In that moment, the director, Richard Jones, left behind his frivolous and actually rather puny staging of Das Rheingold, and his Ring, emotionally speaking, grew up. Notwithstanding the zany, sometimes trivial visual metaphors, this Walkure is strong and concentrated. Act 1 is all stillness and palpable menace, faces always in shadow, a physical wariness characterising the blocking. That it didn't quite happen on Friday was principally due to the failing stamina of Poul Elming's Siegmund and the somewhat impassive and chilly vocal demeanour (very white, very Scandinavian) of Ulla Gustafsson's Sieglinde. Elming is a fine, lissom presence on stage, and the resolve and intelligence of his singing makes for far more than nature intended of a correspondingly lissom voice. There isn't much girth to the sound, and the essential heroic reserves just weren't there for him at the close. But he never sings louder than is lovely, and he truly touched the heart of Act 2.

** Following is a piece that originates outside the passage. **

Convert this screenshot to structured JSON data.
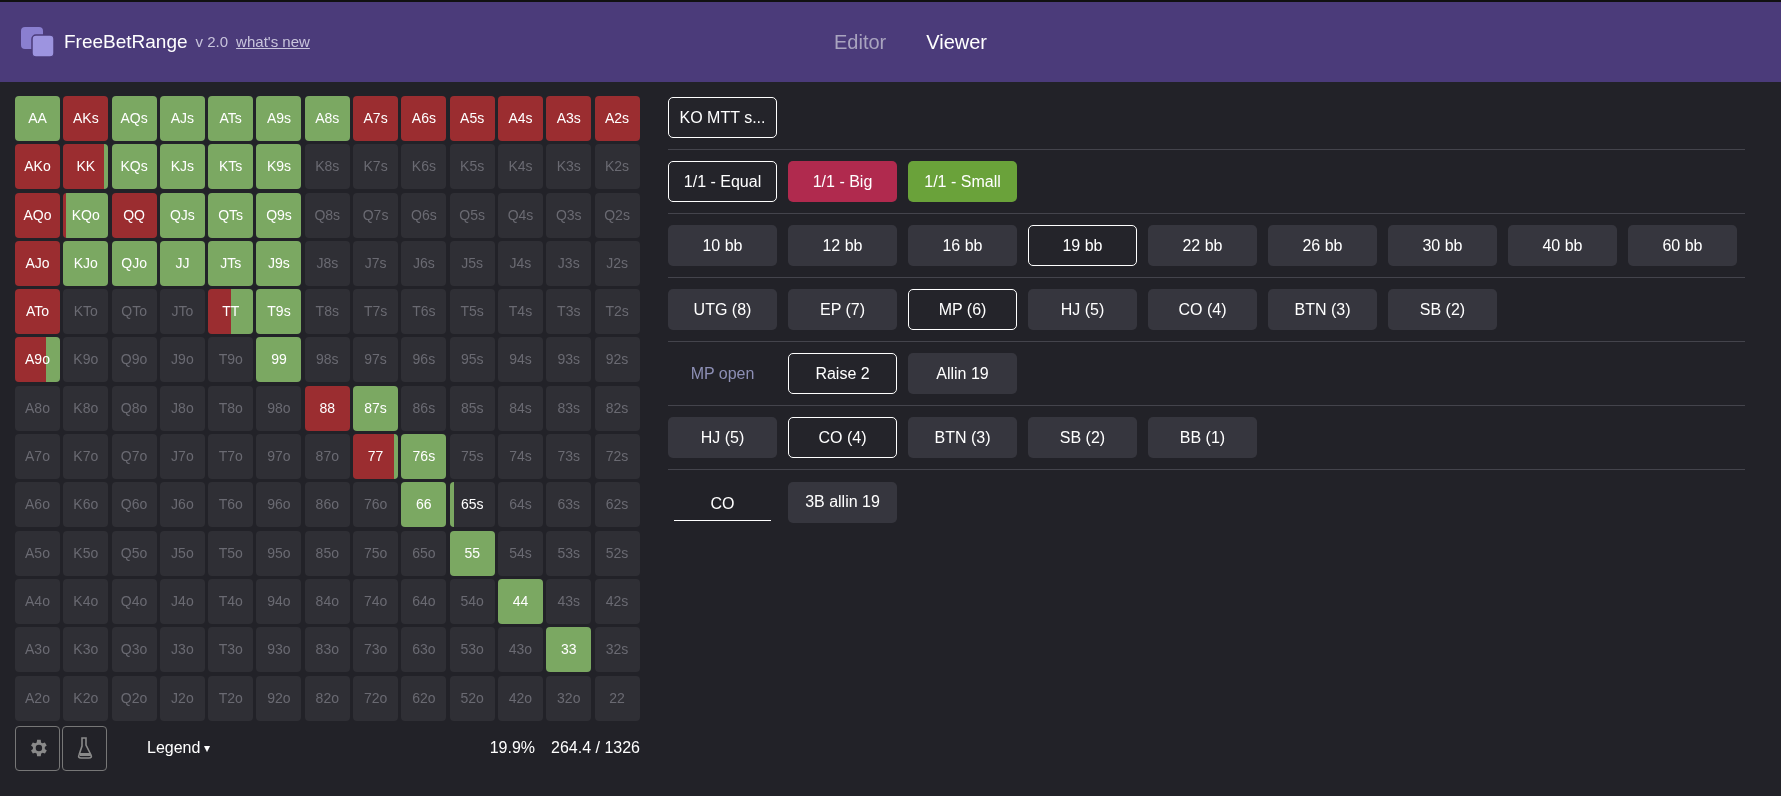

Act 2 was altogether tremendous. Wotan's visible delight in his favourite daughter's horsemanship was a nice opening gambit from Jones. Then in bounded the strapping lass in a skeleton-print lycra body and purple gym-skirt. An ailing Deborah Polaski had made a remarkable recovery, hurling out her battle cries with blood- curdling precision, though her loud (very loud) singing was generally better supported than her softer entreaties.
Jane Henschel's Fricka (emerging from an armoured car, still in her bridal gown) had progressed well from home- builder to shrew. Her domination of Wotan was unusually vehement. Though she too must find more vocal security in repose.
But nothing on stage came even close to the triumph of John Tomlinson's Wotan. What a performance this is, how moving his ignominious descent from god to broken man. Tomlinson truly lived his great Act 2 narration, thought governing emotion in every word and phrase. Certainly there are sporadic signs of vocal wear and tear - but his conviction is unstinting and invincible. As is Bernard Haitink's astonishing grasp of Wagner's musical superstructure. Orchestrally, we've no right to expect better. I'd forgotten just how lonely a bass clarinet could sound, how fervently strings and horns soar over Wotan and Brunnhilde's last embrace.
Jones bravely confounds our expectations in this climactic moment, having Wotan pull away from the embrace, as if no longer able to look upon that which he loves most but must now lose. And even as the flames begin to rise, his physical agitation shows him quite literally torn between love and duty.
Such insights were plainly lost on the booers.